I'd feel more confident about the results of this research if it didn't entirely depend on self-reported data from a survey. At least in this case it was a phone survey and not just an internet questionnaire posted to social media sites. I'd put more faith in a much smaller sample of young people being professionally evaluated for memory problems.
The survey asks the question: "Because of a physical, mental, or emotional condition, do you have serious difficulty concentrating, remembering, or making decisions?"
It doesn't ask what physical/mental/emotional condition they have, or even if they were diagnosed with it by a professional (although it does at one point ask if a doctor has told them they have a depressive disorder).

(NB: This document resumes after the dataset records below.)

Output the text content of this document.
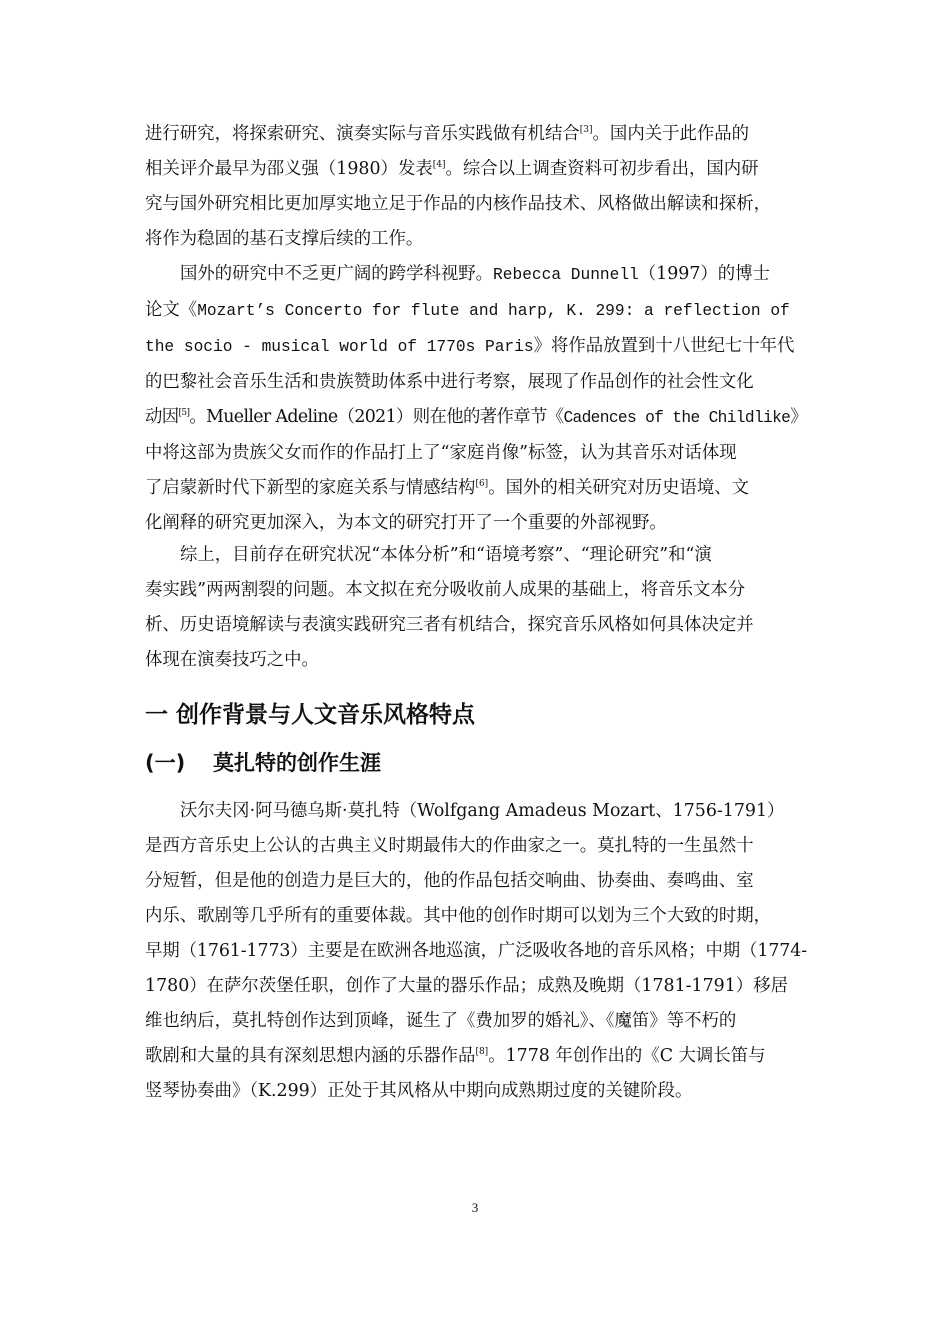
进行研究，将探索研究、演奏实际与音乐实践做有机结合[3]。国内关于此作品的
相关评介最早为邵义强（1980）发表[4]。综合以上调查资料可初步看出，国内研
究与国外研究相比更加厚实地立足于作品的内核作品技术、风格做出解读和探析，
将作为稳固的基石支撑后续的工作。
国外的研究中不乏更广阔的跨学科视野。Rebecca Dunnell（1997）的博士
论文《Mozart’s Concerto for flute and harp, K. 299: a reflection of
the socio - musical world of 1770s Paris》将作品放置到十八世纪七十年代
的巴黎社会音乐生活和贵族赞助体系中进行考察，展现了作品创作的社会性文化
动因[5]。Mueller Adeline（2021）则在他的著作章节《Cadences of the Childlike》
中将这部为贵族父女而作的作品打上了“家庭肖像”标签，认为其音乐对话体现
了启蒙新时代下新型的家庭关系与情感结构[6]。国外的相关研究对历史语境、文
化阐释的研究更加深入，为本文的研究打开了一个重要的外部视野。
综上，目前存在研究状况“本体分析”和“语境考察”、“理论研究”和“演
奏实践”两两割裂的问题。本文拟在充分吸收前人成果的基础上，将音乐文本分
析、历史语境解读与表演实践研究三者有机结合，探究音乐风格如何具体决定并
体现在演奏技巧之中。
一 创作背景与人文音乐风格特点
(一) 莫扎特的创作生涯
沃尔夫冈·阿马德乌斯·莫扎特（Wolfgang Amadeus Mozart、1756-1791）
是西方音乐史上公认的古典主义时期最伟大的作曲家之一。莫扎特的一生虽然十
分短暂，但是他的创造力是巨大的，他的作品包括交响曲、协奏曲、奏鸣曲、室
内乐、歌剧等几乎所有的重要体裁。其中他的创作时期可以划为三个大致的时期，
早期（1761-1773）主要是在欧洲各地巡演，广泛吸收各地的音乐风格；中期（1774-
1780）在萨尔茨堡任职，创作了大量的器乐作品；成熟及晚期（1781-1791）移居
维也纳后，莫扎特创作达到顶峰，诞生了《费加罗的婚礼》、《魔笛》等不朽的
歌剧和大量的具有深刻思想内涵的乐器作品[8]。1778 年创作出的《C 大调长笛与
竖琴协奏曲》（K.299）正处于其风格从中期向成熟期过度的关键阶段。
3
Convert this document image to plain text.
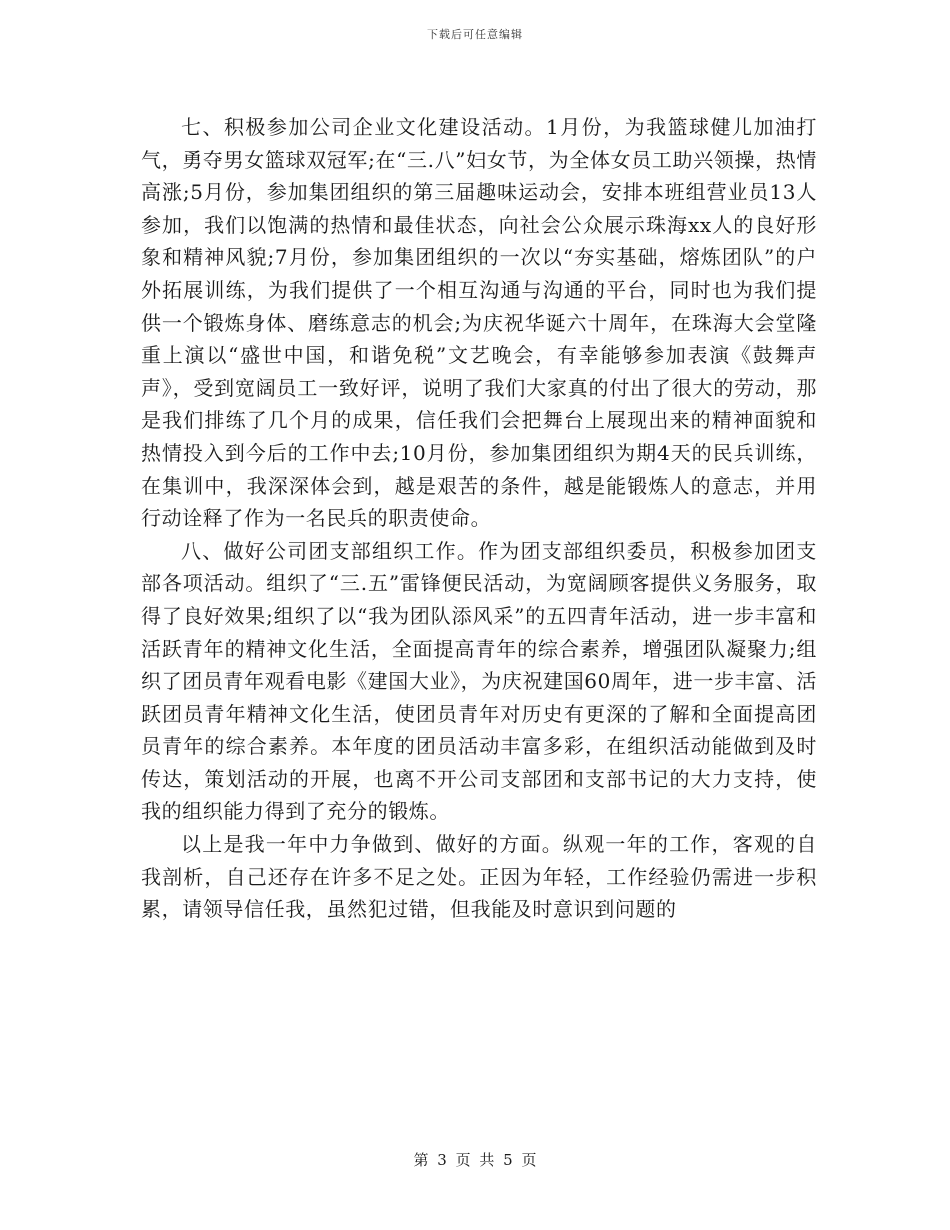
下载后可任意编辑

七、积极参加公司企业文化建设活动。1月份，为我篮球健儿加油打气，勇夺男女篮球双冠军;在“三.八”妇女节，为全体女员工助兴领操，热情高涨;5月份，参加集团组织的第三届趣味运动会，安排本班组营业员13人参加，我们以饱满的热情和最佳状态，向社会公众展示珠海xx人的良好形象和精神风貌;7月份，参加集团组织的一次以“夯实基础，熔炼团队”的户外拓展训练，为我们提供了一个相互沟通与沟通的平台，同时也为我们提供一个锻炼身体、磨练意志的机会;为庆祝华诞六十周年，在珠海大会堂隆重上演以“盛世中国，和谐免税”文艺晚会，有幸能够参加表演《鼓舞声声》，受到宽阔员工一致好评，说明了我们大家真的付出了很大的劳动，那是我们排练了几个月的成果，信任我们会把舞台上展现出来的精神面貌和热情投入到今后的工作中去;10月份，参加集团组织为期4天的民兵训练，在集训中，我深深体会到，越是艰苦的条件，越是能锻炼人的意志，并用行动诠释了作为一名民兵的职责使命。

八、做好公司团支部组织工作。作为团支部组织委员，积极参加团支部各项活动。组织了“三.五”雷锋便民活动，为宽阔顾客提供义务服务，取得了良好效果;组织了以“我为团队添风采”的五四青年活动，进一步丰富和活跃青年的精神文化生活，全面提高青年的综合素养，增强团队凝聚力;组织了团员青年观看电影《建国大业》，为庆祝建国60周年，进一步丰富、活跃团员青年精神文化生活，使团员青年对历史有更深的了解和全面提高团员青年的综合素养。本年度的团员活动丰富多彩，在组织活动能做到及时传达，策划活动的开展，也离不开公司支部团和支部书记的大力支持，使我的组织能力得到了充分的锻炼。

以上是我一年中力争做到、做好的方面。纵观一年的工作，客观的自我剖析，自己还存在许多不足之处。正因为年轻，工作经验仍需进一步积累，请领导信任我，虽然犯过错，但我能及时意识到问题的

第 3 页 共 5 页
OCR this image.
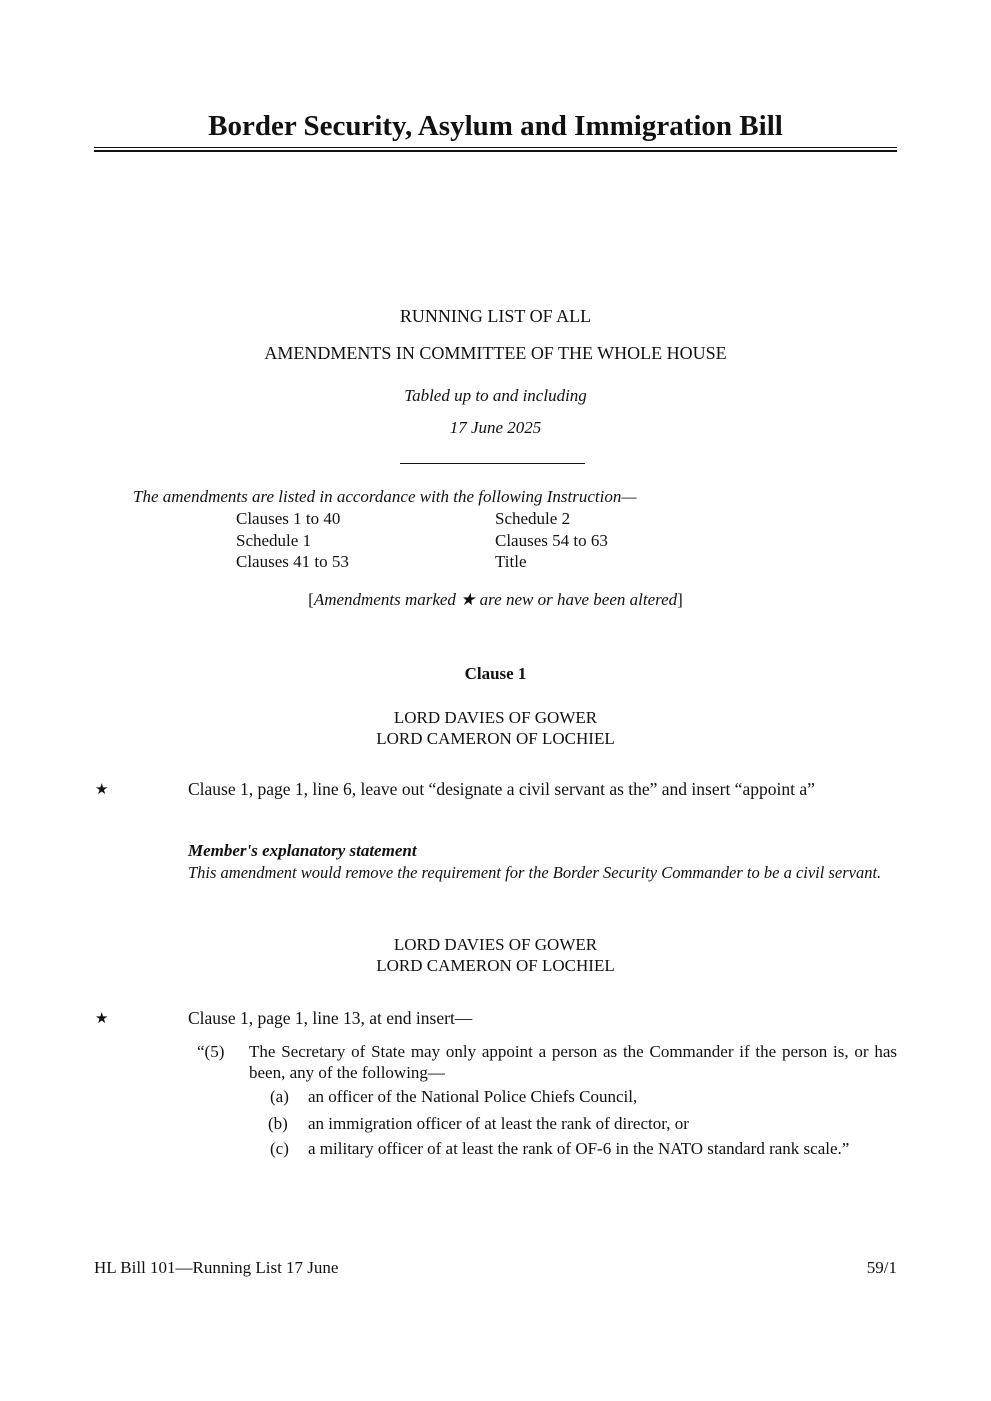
Border Security, Asylum and Immigration Bill
RUNNING LIST OF ALL
AMENDMENTS IN COMMITTEE OF THE WHOLE HOUSE
Tabled up to and including
17 June 2025
The amendments are listed in accordance with the following Instruction—
Clauses 1 to 40	Schedule 2
Schedule 1	Clauses 54 to 63
Clauses 41 to 53	Title
[Amendments marked ★ are new or have been altered]
Clause 1
LORD DAVIES OF GOWER
LORD CAMERON OF LOCHIEL
★	Clause 1, page 1, line 6, leave out “designate a civil servant as the” and insert “appoint a”
Member's explanatory statement
This amendment would remove the requirement for the Border Security Commander to be a civil servant.
LORD DAVIES OF GOWER
LORD CAMERON OF LOCHIEL
★	Clause 1, page 1, line 13, at end insert—
“(5) The Secretary of State may only appoint a person as the Commander if the person is, or has been, any of the following—
(a) an officer of the National Police Chiefs Council,
(b) an immigration officer of at least the rank of director, or
(c) a military officer of at least the rank of OF-6 in the NATO standard rank scale.”
HL Bill 101—Running List 17 June	59/1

Some years the survey included optional questions (which people may or may not have been asked) that asked if they were taking medicine or receiving treatment from a doctor or other health professional for any type of mental health condition or emotional problem, but again, didn't ask what that condition was.
If you told me that there has been a surge in young people over the last ~10 years who self-identify as having a mental or emotional problem that they themselves suspect has caused difficulty concentrating, remembering, or making decisions I wouldn't be at all surprised.
I'd be more curious to know if there were a surging number of young people who were being diagnosed and treated for serious memory disorders recently.
Who would have thought that bread (fast food) and circus (smartphone) would dumb them down. /s
I'd bet $1000 bucks that these people don't have actual memory problems.
“It’s not X, it’s Y” is a turn of speech that has to be consciously removed from a polite society.
It's a symptom of society barrelling toward exponential progress more than a pathology imo
It's also very difficult to claim to be a victim if everyone still remembers what you did.
I take photos with a pocket mirrorless, and take notes with a notebook. I tell time with a self winding mechanical watch. I pay for things at stores with cash instead of tap to pay. Like a cave man, I know.
I am reachable by internet when I am at my desk, and by landline when I am at home. In an actual emergency dial 911, not me. Otherwise it can probably wait until I am at my desktop or a laptop.
I was already sold on raising kids without smartphones on intuition and lived experience, but study after study point at us having access to all humans, all knowledge, and all entertainment at all times as leading to generally bad mental health and cognitive function outcomes. Our brains were simply not evolved for it.
Whenever I see parents scrolling, and handing a kid a phone as well to pacify them, I wish I could report them for child abuse. I feel like I am watching them be given whiskey or cigarettes, except it is socially acceptable and no one cares.
The problem is completely reversible if you stop electronic screen usage and stick to traditional education (nature, friends, books etc)
https://pubmed.ncbi.nlm.nih.gov/35052867/
But of course something introduced between 2013 and 2023 that gets your cells to manufacture spike protein, with no way of regulating the spike dose, couldn't possibly be connected with memory decline.
It also assumes the finding is negative, which is more subtle but similarly problematic. Decline in memory might just mean that our brain is reallocating capacity for something else. It could also mean that the nature of what we're trying to remember has changed and it's now more difficult (e.g. There's more entropy in the data, or the data is changing more often).
Research good, article reasoning sloppy.